Folk art also includes the visual expressions of the wandering nomads. This is the art of people who are exposed to changing landscapes as they travel over the valleys and highlands of India. They carry with them the experiences and memories of different spaces and their art consists of the transient and dynamic pattern of life. The rural, tribal and arts of the nomads constitute the matrix of folk expression. Examples of folk artists are Warli and Gond.
While most tribes and traditional folk artist communities are assimilated into the familiar kind of civilised life, they still continue to practice their art. Unfortunately though, market and economic forces have ensured that the numbers of these artists are dwindling. A lot of effort is being made by various NGOs and the Government of India to preserve and protect these arts and to promote them. Several scholars in India and across the world have studied these arts and some valuable scholarship is available on them. A noted art historian, Dr. Jyotindra Jain, has contributed greatly to this cause.
The folk spirit has a tremendous role to play in the development of art and in the overall consciousness of indigenous cultures. The Taj Mahal, the Ajanta and Ellora caves have become world famous. The Taj Mahal is one of the New Seven Wonders of the World.
British colonial rule had a great impact on Indian art. The old patrons of art became less wealthy and influential, and Western art more ubiquitous. Abanindranath Tagore (1871–1951), referred to as the father of Modern Indian art introduced reworked Asian styles, in alignment with a developing Indian nationalism and pan_Asianism to create a new school of art, which is today known as the Bengal school of art. Other artists of the Tagore family, such as Rabindranath Tagore (1861–1941) and Gaganendranath Tagore (1867–1938) as well as new artists of the early 20th century such as Amrita Sher-Gil (1913–1941) were responsible for introducing Avant garde western styles into Indian Art. Many other artists like Jamini Roy and later S.H. Raza took inspiration from folk traditions.

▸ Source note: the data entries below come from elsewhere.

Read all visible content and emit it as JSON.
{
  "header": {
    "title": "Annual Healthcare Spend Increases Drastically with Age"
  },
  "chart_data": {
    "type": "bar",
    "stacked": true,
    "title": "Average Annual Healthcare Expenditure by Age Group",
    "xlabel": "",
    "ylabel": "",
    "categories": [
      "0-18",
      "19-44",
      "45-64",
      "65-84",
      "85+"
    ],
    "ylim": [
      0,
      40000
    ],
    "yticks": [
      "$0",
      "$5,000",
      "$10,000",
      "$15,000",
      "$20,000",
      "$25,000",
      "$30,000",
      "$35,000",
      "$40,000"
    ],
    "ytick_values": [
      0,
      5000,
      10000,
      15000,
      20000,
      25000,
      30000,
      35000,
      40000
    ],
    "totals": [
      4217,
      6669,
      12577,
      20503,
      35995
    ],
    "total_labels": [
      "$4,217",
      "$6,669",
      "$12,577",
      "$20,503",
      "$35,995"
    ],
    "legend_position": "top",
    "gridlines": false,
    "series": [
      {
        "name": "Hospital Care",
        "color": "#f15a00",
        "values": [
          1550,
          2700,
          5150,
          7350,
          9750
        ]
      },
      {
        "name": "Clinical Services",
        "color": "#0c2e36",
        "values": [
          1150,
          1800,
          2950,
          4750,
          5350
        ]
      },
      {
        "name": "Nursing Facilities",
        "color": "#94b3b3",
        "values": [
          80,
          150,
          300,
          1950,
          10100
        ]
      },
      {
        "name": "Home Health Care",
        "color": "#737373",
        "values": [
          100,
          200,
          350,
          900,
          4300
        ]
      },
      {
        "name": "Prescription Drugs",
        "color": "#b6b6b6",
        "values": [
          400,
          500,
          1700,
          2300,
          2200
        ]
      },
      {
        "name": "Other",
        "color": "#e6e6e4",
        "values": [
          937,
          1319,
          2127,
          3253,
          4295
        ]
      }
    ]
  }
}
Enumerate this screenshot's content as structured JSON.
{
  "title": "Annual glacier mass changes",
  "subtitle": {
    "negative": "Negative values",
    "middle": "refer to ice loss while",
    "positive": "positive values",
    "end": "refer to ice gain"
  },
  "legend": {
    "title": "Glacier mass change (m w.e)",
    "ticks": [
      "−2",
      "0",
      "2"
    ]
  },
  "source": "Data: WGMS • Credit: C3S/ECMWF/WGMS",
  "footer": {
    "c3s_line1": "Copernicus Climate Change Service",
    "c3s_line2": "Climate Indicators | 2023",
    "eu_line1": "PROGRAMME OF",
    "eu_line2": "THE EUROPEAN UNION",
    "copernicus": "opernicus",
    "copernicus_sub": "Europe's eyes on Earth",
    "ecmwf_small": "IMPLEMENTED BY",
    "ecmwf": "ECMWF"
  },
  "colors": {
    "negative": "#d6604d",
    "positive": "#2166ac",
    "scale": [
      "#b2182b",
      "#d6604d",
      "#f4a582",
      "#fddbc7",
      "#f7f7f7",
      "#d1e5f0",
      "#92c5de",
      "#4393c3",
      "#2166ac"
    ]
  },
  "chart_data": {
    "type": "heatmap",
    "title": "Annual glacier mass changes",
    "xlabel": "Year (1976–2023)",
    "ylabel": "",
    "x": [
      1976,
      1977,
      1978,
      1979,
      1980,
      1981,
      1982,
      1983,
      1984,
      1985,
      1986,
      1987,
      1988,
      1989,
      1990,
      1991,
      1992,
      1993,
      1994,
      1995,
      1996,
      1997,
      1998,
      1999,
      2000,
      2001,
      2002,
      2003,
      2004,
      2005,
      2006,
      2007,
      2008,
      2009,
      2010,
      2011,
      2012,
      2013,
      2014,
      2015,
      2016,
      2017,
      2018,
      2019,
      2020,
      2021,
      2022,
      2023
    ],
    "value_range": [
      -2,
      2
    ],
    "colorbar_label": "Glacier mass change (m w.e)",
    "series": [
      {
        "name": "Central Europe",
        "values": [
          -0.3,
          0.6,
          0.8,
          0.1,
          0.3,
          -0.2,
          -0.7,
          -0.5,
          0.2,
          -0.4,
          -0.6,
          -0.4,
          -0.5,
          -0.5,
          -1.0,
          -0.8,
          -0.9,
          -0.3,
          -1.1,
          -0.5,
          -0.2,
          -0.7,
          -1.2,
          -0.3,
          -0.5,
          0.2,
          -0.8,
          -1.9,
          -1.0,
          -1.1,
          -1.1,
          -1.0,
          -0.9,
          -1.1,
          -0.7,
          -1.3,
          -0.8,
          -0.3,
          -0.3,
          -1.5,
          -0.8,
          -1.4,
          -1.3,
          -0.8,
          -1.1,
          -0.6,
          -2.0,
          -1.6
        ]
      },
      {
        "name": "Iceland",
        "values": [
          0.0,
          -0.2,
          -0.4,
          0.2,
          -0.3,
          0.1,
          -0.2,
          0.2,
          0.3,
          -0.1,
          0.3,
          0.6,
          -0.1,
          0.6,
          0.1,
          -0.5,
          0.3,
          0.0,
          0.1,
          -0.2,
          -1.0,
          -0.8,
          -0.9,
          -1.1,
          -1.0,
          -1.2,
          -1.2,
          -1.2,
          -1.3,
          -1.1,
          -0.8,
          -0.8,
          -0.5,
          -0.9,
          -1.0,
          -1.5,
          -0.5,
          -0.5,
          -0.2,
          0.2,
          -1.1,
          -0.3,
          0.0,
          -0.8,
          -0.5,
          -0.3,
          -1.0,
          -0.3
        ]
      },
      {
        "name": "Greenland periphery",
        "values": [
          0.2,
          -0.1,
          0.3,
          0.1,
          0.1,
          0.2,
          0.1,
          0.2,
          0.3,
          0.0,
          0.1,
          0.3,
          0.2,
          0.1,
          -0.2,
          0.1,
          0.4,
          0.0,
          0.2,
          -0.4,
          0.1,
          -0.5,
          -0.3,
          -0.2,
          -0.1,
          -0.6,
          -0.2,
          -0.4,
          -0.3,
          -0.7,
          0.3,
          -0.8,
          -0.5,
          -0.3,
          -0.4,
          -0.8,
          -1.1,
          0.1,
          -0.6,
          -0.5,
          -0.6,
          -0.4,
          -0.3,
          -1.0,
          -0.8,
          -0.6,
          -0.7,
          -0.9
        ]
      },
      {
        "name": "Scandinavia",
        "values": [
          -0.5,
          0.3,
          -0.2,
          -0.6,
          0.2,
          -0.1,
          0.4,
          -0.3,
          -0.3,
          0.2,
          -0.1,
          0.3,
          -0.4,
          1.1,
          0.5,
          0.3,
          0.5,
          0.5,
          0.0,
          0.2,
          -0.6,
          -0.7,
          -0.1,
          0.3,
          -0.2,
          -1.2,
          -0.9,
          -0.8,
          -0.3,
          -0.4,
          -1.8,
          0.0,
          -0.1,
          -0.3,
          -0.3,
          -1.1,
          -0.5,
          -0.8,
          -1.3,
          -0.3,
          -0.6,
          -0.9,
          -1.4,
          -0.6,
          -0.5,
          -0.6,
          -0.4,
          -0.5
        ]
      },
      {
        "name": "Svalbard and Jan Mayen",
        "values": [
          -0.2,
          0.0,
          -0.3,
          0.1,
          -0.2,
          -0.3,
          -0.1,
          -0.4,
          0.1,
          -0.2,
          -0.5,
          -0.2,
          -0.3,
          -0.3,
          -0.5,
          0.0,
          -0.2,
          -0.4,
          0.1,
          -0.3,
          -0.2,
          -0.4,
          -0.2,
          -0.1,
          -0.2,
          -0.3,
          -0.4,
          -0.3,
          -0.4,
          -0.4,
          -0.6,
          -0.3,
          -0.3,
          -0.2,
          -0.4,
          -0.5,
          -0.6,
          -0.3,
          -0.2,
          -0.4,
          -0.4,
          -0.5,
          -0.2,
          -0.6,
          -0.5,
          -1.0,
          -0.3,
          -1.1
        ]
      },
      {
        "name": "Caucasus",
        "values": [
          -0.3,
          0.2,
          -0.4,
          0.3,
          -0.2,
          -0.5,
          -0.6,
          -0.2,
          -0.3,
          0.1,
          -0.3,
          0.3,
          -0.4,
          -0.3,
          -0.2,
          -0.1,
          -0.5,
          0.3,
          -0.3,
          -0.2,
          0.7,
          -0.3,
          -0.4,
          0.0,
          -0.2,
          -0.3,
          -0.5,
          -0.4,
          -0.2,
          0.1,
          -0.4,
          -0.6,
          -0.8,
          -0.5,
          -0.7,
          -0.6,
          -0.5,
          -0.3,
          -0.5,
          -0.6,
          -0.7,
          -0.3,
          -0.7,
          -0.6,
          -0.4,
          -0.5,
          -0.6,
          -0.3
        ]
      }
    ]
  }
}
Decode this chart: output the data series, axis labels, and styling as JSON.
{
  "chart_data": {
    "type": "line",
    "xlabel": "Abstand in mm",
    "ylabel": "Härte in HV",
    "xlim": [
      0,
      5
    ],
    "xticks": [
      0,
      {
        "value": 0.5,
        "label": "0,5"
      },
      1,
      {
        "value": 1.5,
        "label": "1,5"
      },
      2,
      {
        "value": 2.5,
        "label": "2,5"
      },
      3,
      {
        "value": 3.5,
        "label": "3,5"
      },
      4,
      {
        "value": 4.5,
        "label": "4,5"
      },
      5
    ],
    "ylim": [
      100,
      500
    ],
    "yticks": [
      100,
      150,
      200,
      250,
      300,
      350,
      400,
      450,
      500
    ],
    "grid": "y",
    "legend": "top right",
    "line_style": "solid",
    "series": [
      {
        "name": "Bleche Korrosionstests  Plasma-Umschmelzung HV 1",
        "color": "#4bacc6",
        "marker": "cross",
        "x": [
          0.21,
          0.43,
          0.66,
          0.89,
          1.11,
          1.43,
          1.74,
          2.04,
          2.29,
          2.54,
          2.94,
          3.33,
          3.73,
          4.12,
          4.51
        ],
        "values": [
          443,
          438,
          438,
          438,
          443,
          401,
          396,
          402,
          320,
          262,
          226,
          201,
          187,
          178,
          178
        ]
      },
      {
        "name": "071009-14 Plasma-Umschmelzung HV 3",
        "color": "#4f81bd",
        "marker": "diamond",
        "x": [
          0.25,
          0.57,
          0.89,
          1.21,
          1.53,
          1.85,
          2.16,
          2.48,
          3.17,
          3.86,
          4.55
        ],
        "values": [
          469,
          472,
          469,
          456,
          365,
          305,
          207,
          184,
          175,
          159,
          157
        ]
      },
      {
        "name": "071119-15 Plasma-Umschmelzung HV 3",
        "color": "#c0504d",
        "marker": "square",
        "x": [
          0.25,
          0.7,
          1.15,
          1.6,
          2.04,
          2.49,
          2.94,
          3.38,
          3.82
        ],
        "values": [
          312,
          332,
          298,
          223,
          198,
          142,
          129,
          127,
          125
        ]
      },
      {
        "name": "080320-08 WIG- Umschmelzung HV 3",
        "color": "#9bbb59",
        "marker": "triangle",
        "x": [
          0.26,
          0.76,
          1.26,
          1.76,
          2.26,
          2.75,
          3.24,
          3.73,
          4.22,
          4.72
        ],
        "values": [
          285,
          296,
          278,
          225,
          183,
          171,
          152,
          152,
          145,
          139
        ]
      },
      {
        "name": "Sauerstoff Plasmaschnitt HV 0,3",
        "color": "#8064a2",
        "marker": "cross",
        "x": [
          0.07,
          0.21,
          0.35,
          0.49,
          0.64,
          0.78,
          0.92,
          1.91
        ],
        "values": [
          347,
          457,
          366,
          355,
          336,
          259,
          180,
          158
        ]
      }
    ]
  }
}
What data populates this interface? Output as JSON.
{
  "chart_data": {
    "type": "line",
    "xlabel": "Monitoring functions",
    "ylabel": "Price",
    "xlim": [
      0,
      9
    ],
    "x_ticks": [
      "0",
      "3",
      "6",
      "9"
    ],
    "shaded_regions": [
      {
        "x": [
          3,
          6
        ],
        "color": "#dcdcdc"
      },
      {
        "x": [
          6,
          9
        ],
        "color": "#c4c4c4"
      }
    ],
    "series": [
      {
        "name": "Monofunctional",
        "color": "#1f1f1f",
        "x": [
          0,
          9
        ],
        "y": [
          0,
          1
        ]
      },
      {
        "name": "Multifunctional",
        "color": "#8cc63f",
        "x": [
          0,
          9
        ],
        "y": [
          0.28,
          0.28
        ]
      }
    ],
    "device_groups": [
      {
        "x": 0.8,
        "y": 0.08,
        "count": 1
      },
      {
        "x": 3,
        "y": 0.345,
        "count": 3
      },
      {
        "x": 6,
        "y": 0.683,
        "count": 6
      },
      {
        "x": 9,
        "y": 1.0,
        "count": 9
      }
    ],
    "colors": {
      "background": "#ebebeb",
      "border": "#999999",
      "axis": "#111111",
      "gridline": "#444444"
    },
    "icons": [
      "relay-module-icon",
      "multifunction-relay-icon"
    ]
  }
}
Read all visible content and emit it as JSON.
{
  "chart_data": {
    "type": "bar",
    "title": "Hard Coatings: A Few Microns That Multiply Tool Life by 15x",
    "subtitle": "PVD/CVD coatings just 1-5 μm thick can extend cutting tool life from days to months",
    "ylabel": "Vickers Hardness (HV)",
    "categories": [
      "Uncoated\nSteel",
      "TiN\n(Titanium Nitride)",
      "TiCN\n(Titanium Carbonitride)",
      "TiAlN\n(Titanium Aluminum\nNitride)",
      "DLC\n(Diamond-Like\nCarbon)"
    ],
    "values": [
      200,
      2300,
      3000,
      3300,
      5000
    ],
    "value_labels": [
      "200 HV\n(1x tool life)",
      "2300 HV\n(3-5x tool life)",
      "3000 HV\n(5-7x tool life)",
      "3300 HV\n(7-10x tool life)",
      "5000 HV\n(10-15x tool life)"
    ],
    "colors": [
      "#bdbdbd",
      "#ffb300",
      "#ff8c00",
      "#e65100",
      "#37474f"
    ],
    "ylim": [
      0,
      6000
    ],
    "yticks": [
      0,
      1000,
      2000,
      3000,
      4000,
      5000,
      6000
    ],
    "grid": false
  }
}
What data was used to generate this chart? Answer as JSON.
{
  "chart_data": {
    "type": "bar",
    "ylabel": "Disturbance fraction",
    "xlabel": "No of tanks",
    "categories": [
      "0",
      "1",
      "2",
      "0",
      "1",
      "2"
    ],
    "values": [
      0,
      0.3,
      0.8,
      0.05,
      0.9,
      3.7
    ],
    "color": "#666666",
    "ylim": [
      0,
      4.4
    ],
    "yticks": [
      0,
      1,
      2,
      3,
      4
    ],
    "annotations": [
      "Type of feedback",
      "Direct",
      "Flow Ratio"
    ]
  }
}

In 1947 India became independent of British rule. A group of six artists - K. H. Ara, S. K. Bakre, H. A. Gade, M.F. Husain, S.H. Raza and Francis Newton Souza - founded the Progressive Artist's Group, to establish new ways of expressing India in the post-colonial era. Though the group was dissolved in 1956, it was profoundly influential in changing the idiom of Indian art. Almost all India's major artists in the 1950s were associated with the group. Some of those who are well-known today are Bal Chabda, Manishi Dey, V. S. Gaitonde, Krishen Khanna, Ram Kumar, Tyeb Mehta, K. G. Subramanyan, A. Ramachandran, Devender Singh, Akbar Padamsee, John Wilkins, Himmat Shah and Manjit Bawa. Present-day Indian art is varied as it had been never before. Among the best-known artists of the newer generation include Bose Krishnamachari and Bikash Bhattacharya. Another prominent Pakistani modernist was Ismail Gulgee, who after about 1960 adopted an abstract idiom that combines aspects of Islamic calligraphy with an abstract expressionist (or gestural abstractionist) sensibility.
From the 1990s onwards, Indian artists began to increase the forms they used in their work. Painting and sculpture remained important, though in the work of leading artists such as Nalini Malani, Subodh Gupta, Narayanan Ramachandran, Vivan Sundaram, Jitish Kallat, they often found radical new directions. Bharti Dayal has chosen to handle the traditional Mithila painting in most contemporary way and created her own style through the exercises of her own imagination, they appear fresh and unusual.
The increase in discourse about Indian art, in English as well as vernacular Indian languages, changed the way art was perceived in the art schools. Critical approach became rigorous; critics like Geeta Kapur, R. Siva Kumar,Shivaji K. Panikkar, Ranjit Hoskote, amongst others, contributed to re-thinking contemporary art practice in India. The last decade or so has also witnessed an increase in art magazines like Art India, Art & Deal, Indian Contemporary Art Journal and Art Etc. complementing the catalogues produce by the respective galleries.